I should emphasise, however, that the early rodent RSV studies that form the basis of Alnylam’s RSV-01 and which have supposedly been replicated by the company, demonstrated sequence-specific antiviral activities. Furthermore, from Alnylam’s presentations one can assume that RSV-01 was carefully screened for cytokine induction in a number of human cell lines and animal models. I should add as well that the slight delay of the RSV experimental infection model studies is not the result of any of these considerations, but more simply reflects the fact that finding volunteers to be infected with a virus that gives you flu-like symptoms and requires you to be locked away from the outside world for a couple of weeks, is not that easy. However, 74 of the 88 subjects, I suppose mostly students, have already been recruited and we should hear top-line data early next year.
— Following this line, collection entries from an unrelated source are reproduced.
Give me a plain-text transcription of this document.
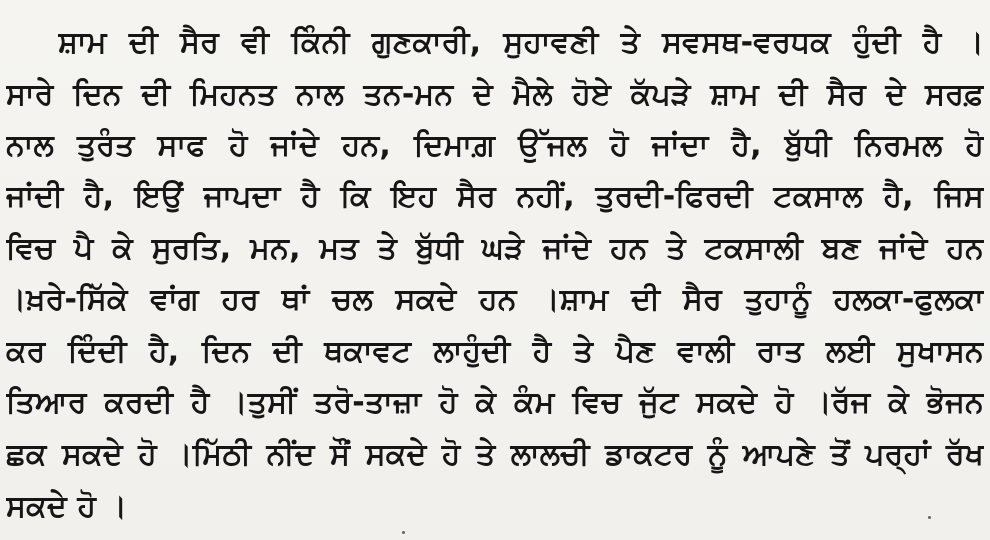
ਸ਼ਾਮ ਦੀ ਸੈਰ ਵੀ ਕਿੰਨੀ ਗੁਣਕਾਰੀ, ਸੁਹਾਵਣੀ ਤੇ ਸਵਸਥ-ਵਰਧਕ ਹੁੰਦੀ ਹੈ ।
ਸਾਰੇ ਦਿਨ ਦੀ ਮਿਹਨਤ ਨਾਲ ਤਨ-ਮਨ ਦੇ ਮੈਲੇ ਹੋਏ ਕੱਪੜੇ ਸ਼ਾਮ ਦੀ ਸੈਰ ਦੇ ਸਰਫ਼
ਨਾਲ ਤੁਰੰਤ ਸਾਫ ਹੋ ਜਾਂਦੇ ਹਨ, ਦਿਮਾਗ਼ ਉੱਜਲ ਹੋ ਜਾਂਦਾ ਹੈ, ਬੁੱਧੀ ਨਿਰਮਲ ਹੋ
ਜਾਂਦੀ ਹੈ, ਇਉਂ ਜਾਪਦਾ ਹੈ ਕਿ ਇਹ ਸੈਰ ਨਹੀਂ, ਤੁਰਦੀ-ਫਿਰਦੀ ਟਕਸਾਲ ਹੈ, ਜਿਸ
ਵਿਚ ਪੈ ਕੇ ਸੁਰਤਿ, ਮਨ, ਮਤ ਤੇ ਬੁੱਧੀ ਘੜੇ ਜਾਂਦੇ ਹਨ ਤੇ ਟਕਸਾਲੀ ਬਣ ਜਾਂਦੇ ਹਨ
।ਖ਼ਰੇ-ਸਿੱਕੇ ਵਾਂਗ ਹਰ ਥਾਂ ਚਲ ਸਕਦੇ ਹਨ ।ਸ਼ਾਮ ਦੀ ਸੈਰ ਤੁਹਾਨੂੰ ਹਲਕਾ-ਫੁਲਕਾ
ਕਰ ਦਿੰਦੀ ਹੈ, ਦਿਨ ਦੀ ਥਕਾਵਟ ਲਾਹੁੰਦੀ ਹੈ ਤੇ ਪੈਣ ਵਾਲੀ ਰਾਤ ਲਈ ਸੁਖਾਸਨ
ਤਿਆਰ ਕਰਦੀ ਹੈ ।ਤੁਸੀਂ ਤਰੋ-ਤਾਜ਼ਾ ਹੋ ਕੇ ਕੰਮ ਵਿਚ ਜੁੱਟ ਸਕਦੇ ਹੋ ।ਰੱਜ ਕੇ ਭੋਜਨ
ਛਕ ਸਕਦੇ ਹੋ ।ਮਿੱਠੀ ਨੀਂਦ ਸੌਂ ਸਕਦੇ ਹੋ ਤੇ ਲਾਲਚੀ ਡਾਕਟਰ ਨੂੰ ਆਪਣੇ ਤੋਂ ਪਰ੍ਹਾਂ ਰੱਖ
ਸਕਦੇ ਹੋ ।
Alnylam’s conservative approach to drug development is further demonstrated by their delay of filing INDs for their liver programs, for hypercholesterolemia and liver cancer. While there is no doubt that with current systemic delivery capabilities it is possible to achieve potent gene knockdown in the liver, the safety and dose-response data so far would explain Alnylam’s caution into committing to a particular formulation by year-end as originally guided. Instead, I agree with their assessment that with new chemistries coming online, such as MIT’s lipidoids which formed the basis of the recent microRNA saturation data in Nature, it is wise to keep testing all of to find the formulations that offer the best therapeutic index. It would not be the first time that a drug for treating heart disease would fail in a large-scale trial because of unacceptable side-effects seen in a handful of participants. For what it’s worth and mindful of the business considerations about demonstrating human proof-of-concept of an RNAi Therapeutics with the hypercholesterolemia program, I wonder whether Alnylam should not go first with liver cancer anyway.
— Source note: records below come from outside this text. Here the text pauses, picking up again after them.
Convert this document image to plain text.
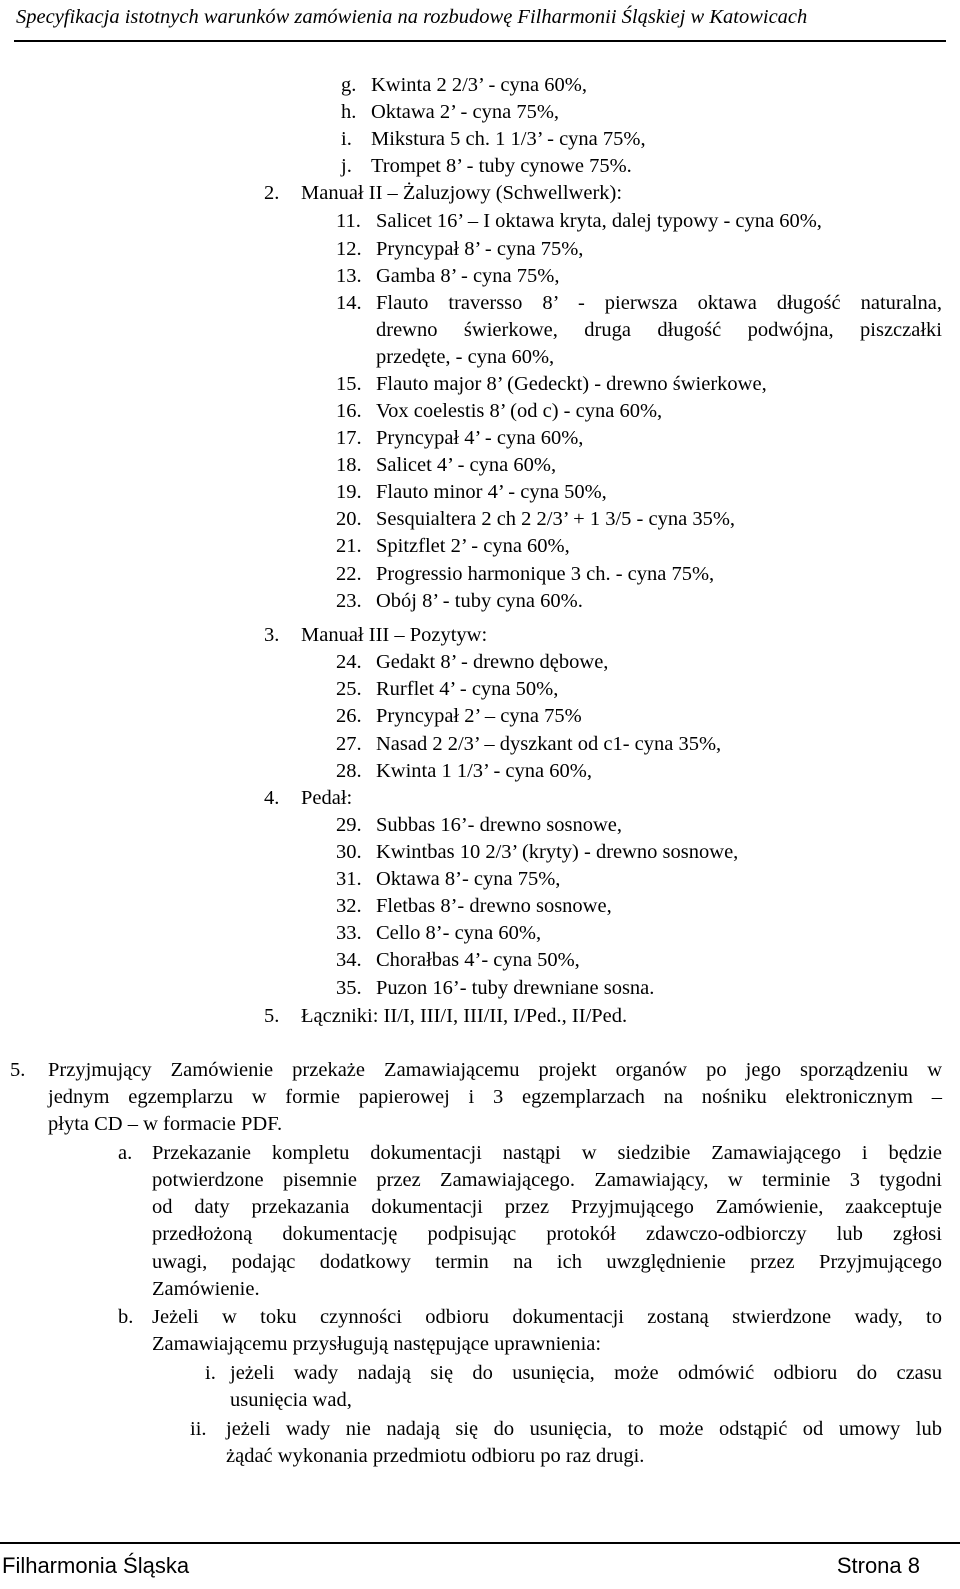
Specyfikacja istotnych warunków zamówienia na rozbudowę Filharmonii Śląskiej w Katowicach
g. Kwinta 2 2/3’ - cyna 60%,
h. Oktawa 2’ - cyna 75%,
i. Mikstura 5 ch. 1 1/3’ - cyna 75%,
j. Trompet 8’ - tuby cynowe 75%.
2. Manuał II – Żaluzjowy (Schwellwerk):
11. Salicet 16’ – I oktawa kryta, dalej typowy - cyna 60%,
12. Pryncypał 8’ - cyna 75%,
13. Gamba 8’ - cyna 75%,
14. Flauto traversso 8’ - pierwsza oktawa długość naturalna,
drewno świerkowe, druga długość podwójna, piszczałki
przedęte, - cyna 60%,
15. Flauto major 8’ (Gedeckt) - drewno świerkowe,
16. Vox coelestis 8’ (od c) - cyna 60%,
17. Pryncypał 4’ - cyna 60%,
18. Salicet 4’ - cyna 60%,
19. Flauto minor 4’ - cyna 50%,
20. Sesquialtera 2 ch 2 2/3’ + 1 3/5 - cyna 35%,
21. Spitzflet 2’ - cyna 60%,
22. Progressio harmonique 3 ch. - cyna 75%,
23. Obój 8’ - tuby cyna 60%.
3. Manuał III – Pozytyw:
24. Gedakt 8’ - drewno dębowe,
25. Rurflet 4’ - cyna 50%,
26. Pryncypał 2’ – cyna 75%
27. Nasad 2 2/3’ – dyszkant od c1- cyna 35%,
28. Kwinta 1 1/3’ - cyna 60%,
4. Pedał:
29. Subbas 16’- drewno sosnowe,
30. Kwintbas 10 2/3’ (kryty) - drewno sosnowe,
31. Oktawa 8’- cyna 75%,
32. Fletbas 8’- drewno sosnowe,
33. Cello 8’- cyna 60%,
34. Chorałbas 4’- cyna 50%,
35. Puzon 16’- tuby drewniane sosna.
5. Łączniki: II/I, III/I, III/II, I/Ped., II/Ped.
5. Przyjmujący Zamówienie przekaże Zamawiającemu projekt organów po jego sporządzeniu w
jednym egzemplarzu w formie papierowej i 3 egzemplarzach na nośniku elektronicznym –
płyta CD – w formacie PDF.
a. Przekazanie kompletu dokumentacji nastąpi w siedzibie Zamawiającego i będzie
potwierdzone pisemnie przez Zamawiającego. Zamawiający, w terminie 3 tygodni
od daty przekazania dokumentacji przez Przyjmującego Zamówienie, zaakceptuje
przedłożoną dokumentację podpisując protokół zdawczo-odbiorczy lub zgłosi
uwagi, podając dodatkowy termin na ich uwzględnienie przez Przyjmującego
Zamówienie.
b. Jeżeli w toku czynności odbioru dokumentacji zostaną stwierdzone wady, to
Zamawiającemu przysługują następujące uprawnienia:
i. jeżeli wady nadają się do usunięcia, może odmówić odbioru do czasu
usunięcia wad,
ii. jeżeli wady nie nadają się do usunięcia, to może odstąpić od umowy lub
żądać wykonania przedmiotu odbioru po raz drugi.
Filharmonia Śląska	Strona 8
Needless to say, this cautious, data-driven approach not only benefits Alnylam the Science, but also Alnylam the Business. The importance of their scientific credibility through publications and conference presentations cannot be underestimated when it comes to their ability to execute on their business development goals, mainly in the form of lucrative license deals and access to enabling technologies. With a cash position of $468M, Alnylam is in a stronger position than ever to focus on the long-term success of the company and its shareholders.
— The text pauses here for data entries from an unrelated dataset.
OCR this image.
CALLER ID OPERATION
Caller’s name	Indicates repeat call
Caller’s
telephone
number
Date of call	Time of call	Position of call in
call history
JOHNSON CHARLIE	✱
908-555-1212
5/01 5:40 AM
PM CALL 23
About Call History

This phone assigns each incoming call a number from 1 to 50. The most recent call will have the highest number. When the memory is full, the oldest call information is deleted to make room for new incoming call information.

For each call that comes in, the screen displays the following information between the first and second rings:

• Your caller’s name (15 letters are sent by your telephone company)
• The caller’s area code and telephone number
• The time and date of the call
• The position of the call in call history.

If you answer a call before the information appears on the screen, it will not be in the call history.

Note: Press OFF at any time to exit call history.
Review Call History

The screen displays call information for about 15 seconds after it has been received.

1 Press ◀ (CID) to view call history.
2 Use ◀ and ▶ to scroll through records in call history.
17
Rosetta Genomics on Track to Bring the First Clinical RNAi-related Product to Market

Almost unnoticed in the microRNA diagnostics space, Rosetta Genomics reported this week that it had completed the pre-validation phase for its first microRNA diagnostic product scheduled to come into the clinic in the first half of next year. It would be exciting to see the first RNAi-related product have a direct clinical impact and, if successful, will fund Rosetta’s microRNA diagnostics and therapeutics programs with minimal shareholder dilution. The microRNA diagnostic is designed to differentiate between squamous and non-squamous lung cancer which is not always possible to tell under the microscope and an area of particular importance now that Genentech’s VEGF-targeting MAb Avastin showed life-threatening side-effects particularly in subjects with squamous cell cancer.

While RNAi Therapeutics has attracted most of the RNAi attention, microRNA-based diagnostics are set to become the first commercial success of RNAi-related products in the clinic. Their differential expression, scalability, and, equally important, potential relative stability advantages compared to protein and larger mRNA biomarkers means that microRNAs have the potential to become the biomarker platform of choice. The (near) future should tell.

1 comment:

Anonymous said...

MRNA, FORMERELY NASTECH LICENSED FROM THE CITY OF HOPE, AND NOW HAS MADE TWO DEALS, ONE WITH ROCHE AND THE OTHER WITH NOVARTIS, WITH REGARDS TO RNAI THERAPEUTIC PLATFORM. AT THIS POINT, MAY 7TH, AS AN INVESTOR, MRNA IS AROUND $.85CENTS, HOWEVER, SOON THEY MAY ANNOUNCE A REVERSE SPLIT TO COMPLY WITH DE-LISTING. I GUESS MY QUESTION IS, ISN'T THIS STOCK TO SPECULATIVE, AND LIGHT YEARS AWAY SORT OF SPEAK, FROM ANY SUCCESS AND REVENUE TO INVEST IN TODAY?